Bu durumda “demokrasi” ya da “diktatörlüğe karşı birlik” cephesinde yer alması gerekenler Erdoğan’ın mağdurları olmalı. AKP-MHP hegemonyasını uygulayan Erdoğan-Bahçeli diktatörlüğünden zarar gören kadınlar da, gençler de, işverenler de, liberaller de, politik çizgi olarak CHP-Saadet ve diğer tüm partiler de bu mağdurlar cephesinde yer almalıdırlar. Bu cephenin ana ekseni Erdoğan-Bahçeli diktatörlüğünden zarar görme ve bunu telafi etme ekseni olmalıdır. “Mağdurlar” cephesinde yer alan kişi ve siyasi partilerin geçmiş çizgileri ve işledikleri günahlar dikkate alınır ama esas sorun herkesi kanda boğan diktatörlüğün ortadan kaldırılmasıdır. Önemli olan anda bir nefes borusunun açılması, boğulmak üzere olan toplumun boğulmaktan kurtulması ve birazcık da olsa önünü görmesidir.
Elbette ki yarına da bakılır, fakat yarının işi diktatörün tasfiyesinden sonraya bırakılmalı. Ondan sonra yeni yol haritaları devreye sokulmalı. Herkes biliyor ki yarın yeni cepheler, yeni oluşumlar ortaya çıkacaktır. Bizce bu da bugün değil, yarın tartışılmalıdır. Eğer bugünden mağdurlar cephesinde yer alanlar birbirinin geçmişini deşip gelecekteki olası duruşları gündeme getirip tartışırlarsa, kazanan yine Erdoğan diktatörü olur. Erdoğan, bir anlamda gücünü muhalefetin parçalı halinden almaktadır. Bu parçalanmışlık aşılmazsa bu kez de tarih tekerrür eder. Bunun için diyoruz ki Erdoğan şahsında şekillenen diktatörlük hedef tahtasına konulmalı, ortaklaşma bu eksende olmalıdır.
Birinci turda herkes kendi adayı ile seçime girmelidir…
Her parti kendi adına, kendi siyasi çizgisi temelinde aday göstermeli. Böylelikle kimin ne kadar gücü varsa ortaya çıkmış olur. Mevcut haliyle hemen hemen her parti “benim oylarım seninkinden daha fazla, dolayısıyla ikinci turda benim adayımı tercih et” deme çabasında.
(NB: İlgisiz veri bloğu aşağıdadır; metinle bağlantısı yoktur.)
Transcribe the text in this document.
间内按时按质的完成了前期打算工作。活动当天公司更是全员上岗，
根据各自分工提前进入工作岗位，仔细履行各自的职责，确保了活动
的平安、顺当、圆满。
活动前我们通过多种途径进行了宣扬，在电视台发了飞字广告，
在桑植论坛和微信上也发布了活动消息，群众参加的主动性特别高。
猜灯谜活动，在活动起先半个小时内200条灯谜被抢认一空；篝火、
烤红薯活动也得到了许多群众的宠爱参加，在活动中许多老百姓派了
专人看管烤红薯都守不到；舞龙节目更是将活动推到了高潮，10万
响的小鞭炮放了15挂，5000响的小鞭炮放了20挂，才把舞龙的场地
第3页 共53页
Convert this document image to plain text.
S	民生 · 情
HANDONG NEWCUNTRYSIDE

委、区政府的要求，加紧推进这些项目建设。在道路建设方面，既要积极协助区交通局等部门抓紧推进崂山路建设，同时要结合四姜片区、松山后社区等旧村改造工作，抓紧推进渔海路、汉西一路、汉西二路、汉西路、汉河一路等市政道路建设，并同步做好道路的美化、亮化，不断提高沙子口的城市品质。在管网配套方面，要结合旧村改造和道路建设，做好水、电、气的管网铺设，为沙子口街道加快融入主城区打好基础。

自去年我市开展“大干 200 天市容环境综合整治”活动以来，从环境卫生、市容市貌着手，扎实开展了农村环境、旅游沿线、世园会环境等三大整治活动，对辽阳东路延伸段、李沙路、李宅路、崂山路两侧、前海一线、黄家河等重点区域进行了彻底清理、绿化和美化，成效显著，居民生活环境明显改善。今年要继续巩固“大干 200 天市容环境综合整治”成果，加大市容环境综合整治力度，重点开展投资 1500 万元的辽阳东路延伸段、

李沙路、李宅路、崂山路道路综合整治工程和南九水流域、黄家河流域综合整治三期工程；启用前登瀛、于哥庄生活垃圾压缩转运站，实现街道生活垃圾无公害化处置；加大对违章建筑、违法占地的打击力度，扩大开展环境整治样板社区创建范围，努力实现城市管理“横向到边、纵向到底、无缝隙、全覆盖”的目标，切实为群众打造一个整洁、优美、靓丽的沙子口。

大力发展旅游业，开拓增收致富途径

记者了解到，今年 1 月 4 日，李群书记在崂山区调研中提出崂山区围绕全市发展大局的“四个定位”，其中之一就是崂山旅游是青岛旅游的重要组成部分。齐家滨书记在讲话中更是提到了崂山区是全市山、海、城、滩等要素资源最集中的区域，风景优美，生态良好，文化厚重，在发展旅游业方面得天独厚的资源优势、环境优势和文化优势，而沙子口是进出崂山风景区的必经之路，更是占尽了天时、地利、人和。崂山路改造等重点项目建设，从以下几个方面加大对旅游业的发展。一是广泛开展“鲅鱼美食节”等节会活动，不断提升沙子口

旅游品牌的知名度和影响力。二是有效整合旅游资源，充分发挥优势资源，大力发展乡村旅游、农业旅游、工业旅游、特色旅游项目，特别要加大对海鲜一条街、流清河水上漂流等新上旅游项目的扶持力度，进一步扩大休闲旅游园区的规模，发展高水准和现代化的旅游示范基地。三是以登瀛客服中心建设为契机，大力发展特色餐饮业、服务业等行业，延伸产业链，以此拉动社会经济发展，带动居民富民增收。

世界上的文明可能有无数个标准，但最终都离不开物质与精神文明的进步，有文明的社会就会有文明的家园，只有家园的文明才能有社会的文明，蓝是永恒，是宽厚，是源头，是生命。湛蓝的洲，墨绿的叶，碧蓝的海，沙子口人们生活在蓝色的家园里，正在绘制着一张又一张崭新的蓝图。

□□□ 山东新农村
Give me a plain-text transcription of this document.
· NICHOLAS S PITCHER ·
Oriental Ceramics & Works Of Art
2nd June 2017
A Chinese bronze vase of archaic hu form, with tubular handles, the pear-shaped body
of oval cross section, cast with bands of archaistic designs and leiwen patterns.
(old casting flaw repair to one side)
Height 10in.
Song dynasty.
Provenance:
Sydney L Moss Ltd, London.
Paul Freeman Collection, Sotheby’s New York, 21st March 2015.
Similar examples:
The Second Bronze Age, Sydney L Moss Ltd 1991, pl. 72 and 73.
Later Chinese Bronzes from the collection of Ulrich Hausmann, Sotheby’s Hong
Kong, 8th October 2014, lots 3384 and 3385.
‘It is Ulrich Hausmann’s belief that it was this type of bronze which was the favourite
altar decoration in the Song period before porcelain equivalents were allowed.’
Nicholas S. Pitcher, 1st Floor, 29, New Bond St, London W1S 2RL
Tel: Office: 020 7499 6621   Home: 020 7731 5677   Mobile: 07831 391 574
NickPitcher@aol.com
Birinci turda herkesin “benim adayım” demesi bir yere kadar doğal, ama ikinci turda doğal olmaz. Bu turda “benim adayım yok, bizim adayımız var” olmalıdır. Son turda mağdurların ortak adayı olmak zorunda. Bu ortak aday da herkes “tamam işte bu” deme gibi bir durum da söz konusu olamaz. Bu, hem farklılıkların objektif durumuna, hem de bileşenlerin aykırılık noktalarının çok değişik noktalarda seyretmesine aykırıdır. Aykırıdır çünkü CHP ile HDP farklı kulvarlardadır, aykırıdır çünkü İyi Parti ile HDP çok daha farklı noktalarda olan iki ayrı partidir. İdeolojik olarak da, politik olarak da, dünya görüşü olarak da, kısacası birisi bildiğimiz Meral Şener çizgisinde diğeri ise barıştan, adaletten ve özgürlükten yana olan bir çizgi konumunda. CHP ve HDP açısından da ciddi sorunlar var. Saadet partisi için de bu böyledir. Ancak Türkiye’nin politik konjonktürü ne yazık ki çok farklı kulvarlarda yüzen çizgilerin sadece bir tek noktada anlık olarak, belki de sadece seçim günü olarak bir arada bulunmaları gerektiriyor. Bir tek gün de olsa herkesin oyu bir kişiye akacak ve böylece bir günlük “ittifak” gerçekleşmiş olacaktır. Bu bir günlük ittifak Erdoğan diktatörlüğünün sonunu getirebilir. Olmazsa, Erdoğan diktatörlüğü devam edecek ve dolayısıyla sandıkta bir gün bile bir araya gelemeyenler bu kez bir kez değil, binlerce kez ezileceklerdir. Tabi ki sadece bireyler ve partiler ezilmeyecek, onlarla birlikte Türkiye de ezilecektir.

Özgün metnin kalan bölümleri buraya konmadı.